For those of you no longer able to retrieve items from your drug-addled long-term memories, Lynch played lead guitar in Dokken from 1982 to 1989, and he played a mean guitar indeed. A product of the Hendrix/Beck/Rhodes/Van Halen school of guitar, Lynch created a style that was an almost perfect amalgam of flash, ferocity and technical prowess, igniting melodic metal numbers with guitar work that sounded anything but homogenized or purely derivative. He wrote songs and recorded with Dokken on seven albums that helped define '80s metal (even into the early '90s). And despite big, bleached hair, foundation make-up, leather pants and bandanas, Lynch succeeded in transcending the glam rock trappings embraced shamelessly by many of his peers. There was always a little more to Lynch's playing.
Today, Lynch fronts his own band and plays in numerous other projects, including Lynch-Pilson, fronted by former Dokken bassist Jeff Pilson. With Lynch Mob, the former poster-boy-turned-metal-revolutionary has made seven records and toured almost as relentlessly as when he was following Don Dokken and crew around the globe. He's also evolved as a guitarist in a way that most of his contemporaries never have.
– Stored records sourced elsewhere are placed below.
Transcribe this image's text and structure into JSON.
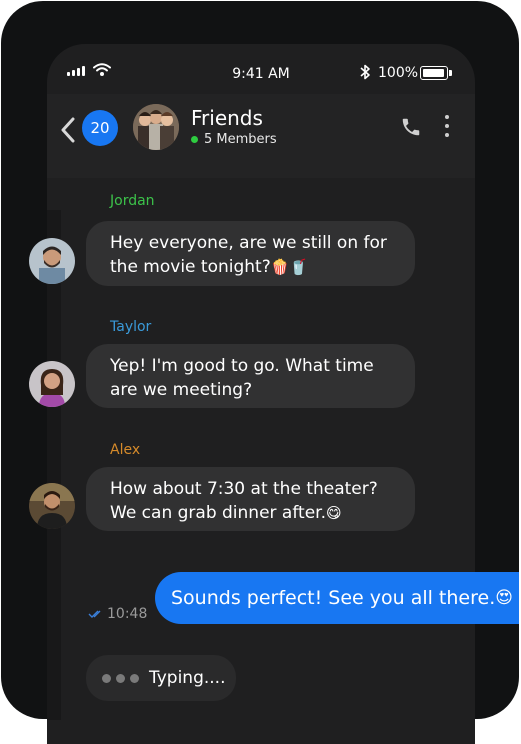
{
  "status": {
    "time": "9:41 AM",
    "battery": "100%"
  },
  "header": {
    "unread_count": "20",
    "group_name": "Friends",
    "members": "5 Members"
  },
  "messages": [
    {
      "sender": "Jordan",
      "sender_color": "#3cc24a",
      "text": "Hey everyone, are we still on for the movie tonight?",
      "emoji": "🍿🥤"
    },
    {
      "sender": "Taylor",
      "sender_color": "#3a9ad9",
      "text": "Yep! I'm good to go. What time are we meeting?",
      "emoji": ""
    },
    {
      "sender": "Alex",
      "sender_color": "#d58a2a",
      "text": "How about 7:30 at the theater? We can grab dinner after.",
      "emoji": "😋"
    }
  ],
  "outgoing": {
    "text": "Sounds perfect! See you all there.",
    "emoji": "😍",
    "time": "10:48"
  },
  "typing": {
    "label": "Typing...."
  },
  "colors": {
    "accent": "#1877f2",
    "online": "#2ecc40"
  }
}
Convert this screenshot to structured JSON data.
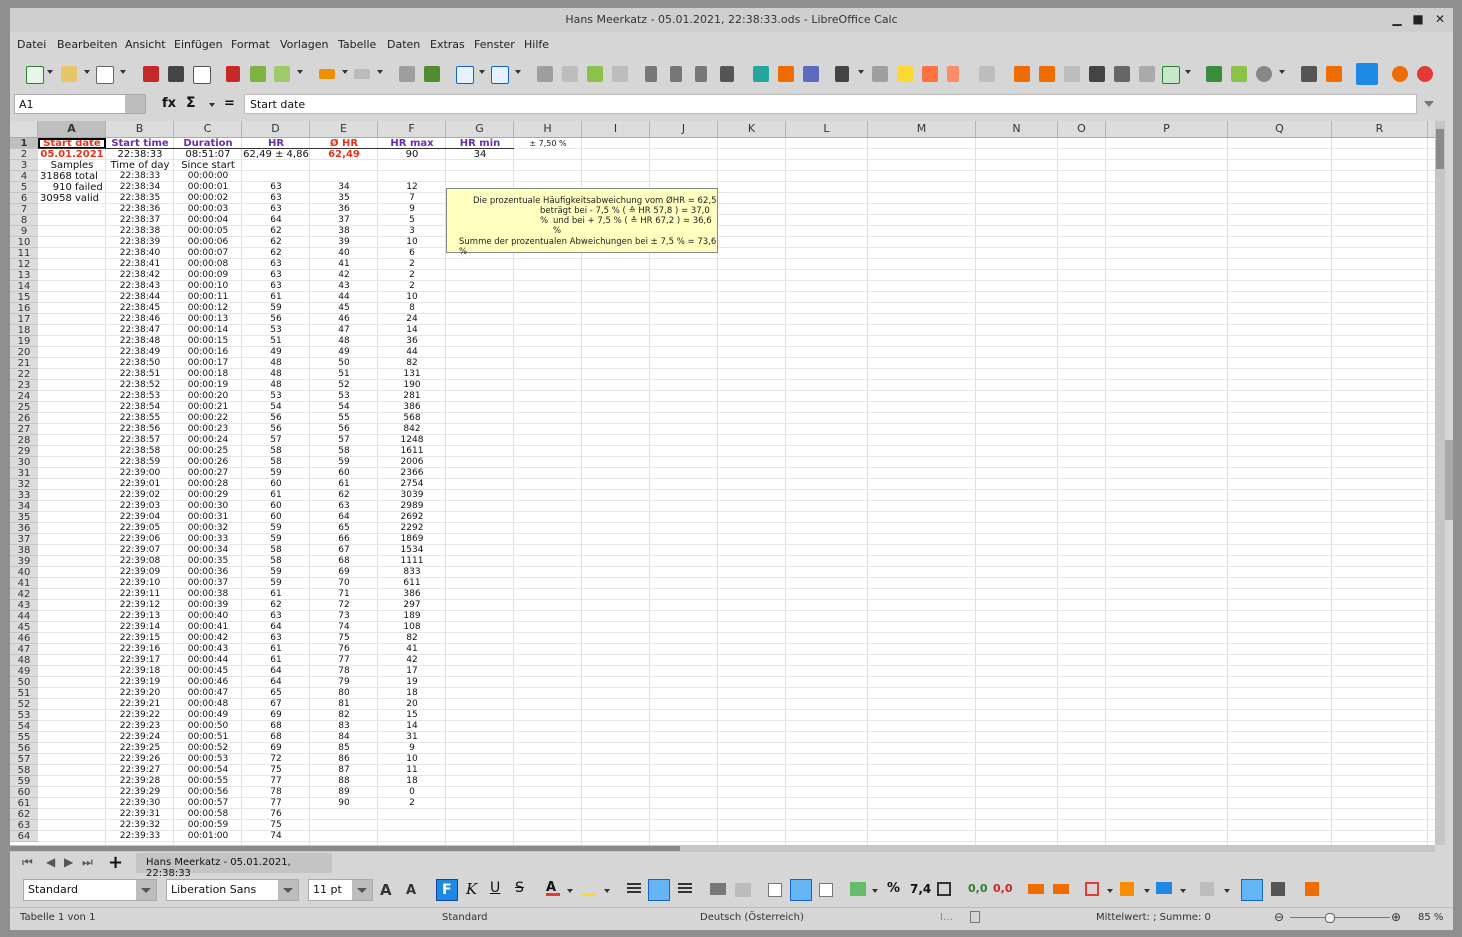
{
  "window": {
    "title": "Hans Meerkatz - 05.01.2021, 22:38:33.ods - LibreOffice Calc",
    "btn_min": "▁",
    "btn_max": "■",
    "btn_close": "✕"
  },
  "menu": [
    "Datei",
    "Bearbeiten",
    "Ansicht",
    "Einfügen",
    "Format",
    "Vorlagen",
    "Tabelle",
    "Daten",
    "Extras",
    "Fenster",
    "Hilfe"
  ],
  "namebox": "A1",
  "formula": {
    "fx": "fx",
    "sigma": "Σ",
    "eq": "=",
    "content": "Start date"
  },
  "columns": [
    "A",
    "B",
    "C",
    "D",
    "E",
    "F",
    "G",
    "H",
    "I",
    "J",
    "K",
    "L",
    "M",
    "N",
    "O",
    "P",
    "Q",
    "R"
  ],
  "headers": {
    "A": "Start date",
    "B": "Start time",
    "C": "Duration",
    "D": "HR",
    "E": "Ø HR",
    "F": "HR max",
    "G": "HR min",
    "H": "± 7,50  %"
  },
  "row2": {
    "A": "05.01.2021",
    "B": "22:38:33",
    "C": "08:51:07",
    "D": "62,49 ± 4,86",
    "E": "62,49",
    "F": "90",
    "G": "34"
  },
  "row3": {
    "A": "Samples",
    "B": "Time of day",
    "C": "Since start"
  },
  "samples": [
    {
      "n": "31868",
      "t": "total"
    },
    {
      "n": "910",
      "t": "failed"
    },
    {
      "n": "30958",
      "t": "valid"
    }
  ],
  "row4": {
    "B": "22:38:33",
    "C": "00:00:00"
  },
  "hr": [
    "63",
    "63",
    "63",
    "64",
    "62",
    "62",
    "62",
    "63",
    "63",
    "63",
    "61",
    "59",
    "56",
    "53",
    "51",
    "49",
    "48",
    "48",
    "48",
    "53",
    "54",
    "56",
    "56",
    "57",
    "58",
    "58",
    "59",
    "60",
    "61",
    "60",
    "60",
    "59",
    "59",
    "58",
    "58",
    "59",
    "59",
    "61",
    "62",
    "63",
    "64",
    "63",
    "61",
    "61",
    "64",
    "64",
    "65",
    "67",
    "69",
    "68",
    "68",
    "69",
    "72",
    "75",
    "77",
    "78",
    "77",
    "76",
    "75",
    "74"
  ],
  "hist_e": [
    "34",
    "35",
    "36",
    "37",
    "38",
    "39",
    "40",
    "41",
    "42",
    "43",
    "44",
    "45",
    "46",
    "47",
    "48",
    "49",
    "50",
    "51",
    "52",
    "53",
    "54",
    "55",
    "56",
    "57",
    "58",
    "59",
    "60",
    "61",
    "62",
    "63",
    "64",
    "65",
    "66",
    "67",
    "68",
    "69",
    "70",
    "71",
    "72",
    "73",
    "74",
    "75",
    "76",
    "77",
    "78",
    "79",
    "80",
    "81",
    "82",
    "83",
    "84",
    "85",
    "86",
    "87",
    "88",
    "89",
    "90"
  ],
  "hist_f": [
    "12",
    "7",
    "9",
    "5",
    "3",
    "10",
    "6",
    "2",
    "2",
    "2",
    "10",
    "8",
    "24",
    "14",
    "36",
    "44",
    "82",
    "131",
    "190",
    "281",
    "386",
    "568",
    "842",
    "1248",
    "1611",
    "2006",
    "2366",
    "2754",
    "3039",
    "2989",
    "2692",
    "2292",
    "1869",
    "1534",
    "1111",
    "833",
    "611",
    "386",
    "297",
    "189",
    "108",
    "82",
    "41",
    "42",
    "17",
    "19",
    "18",
    "20",
    "15",
    "14",
    "31",
    "9",
    "10",
    "11",
    "18",
    "0",
    "2"
  ],
  "note": {
    "l1": "Die prozentuale Häufigkeitsabweichung vom ØHR = 62,5",
    "l2": "beträgt bei  - 7,5 % ( ≙ HR 57,8 ) = 37,0 %",
    "l3": "und bei  + 7,5 % ( ≙ HR 67,2 ) = 36,6 %",
    "l4": "Summe der prozentualen Abweichungen bei ± 7,5 % = 73,6 %"
  },
  "tab": {
    "label": "Hans Meerkatz - 05.01.2021, 22:38:33",
    "add": "+"
  },
  "format": {
    "style": "Standard",
    "font": "Liberation Sans",
    "size": "11 pt",
    "bold": "F",
    "italic": "K",
    "underline": "U",
    "strike": "S",
    "percent": "%",
    "decimal": "7,4",
    "dec_add": "0,0",
    "dec_del": "0,0"
  },
  "status": {
    "sheet": "Tabelle 1 von 1",
    "style": "Standard",
    "lang": "Deutsch (Österreich)",
    "sum": "Mittelwert: ; Summe: 0",
    "zoom": "85 %",
    "ins": "I…"
  },
  "colors": {
    "red": "#e8321e",
    "purple": "#6a2fa8",
    "note": "#ffffc0"
  }
}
Rather than simply rest on his laurels and bleed his Dokken connection dry, Lynch continues to immerse himself in disparate styles, absorbing them and then distilling the elements that most intrigue him into his own progressive style.
It may have been a long time since you listened to your old Dokken LPs, which will make your date tonight with George Lynch even more exceptional.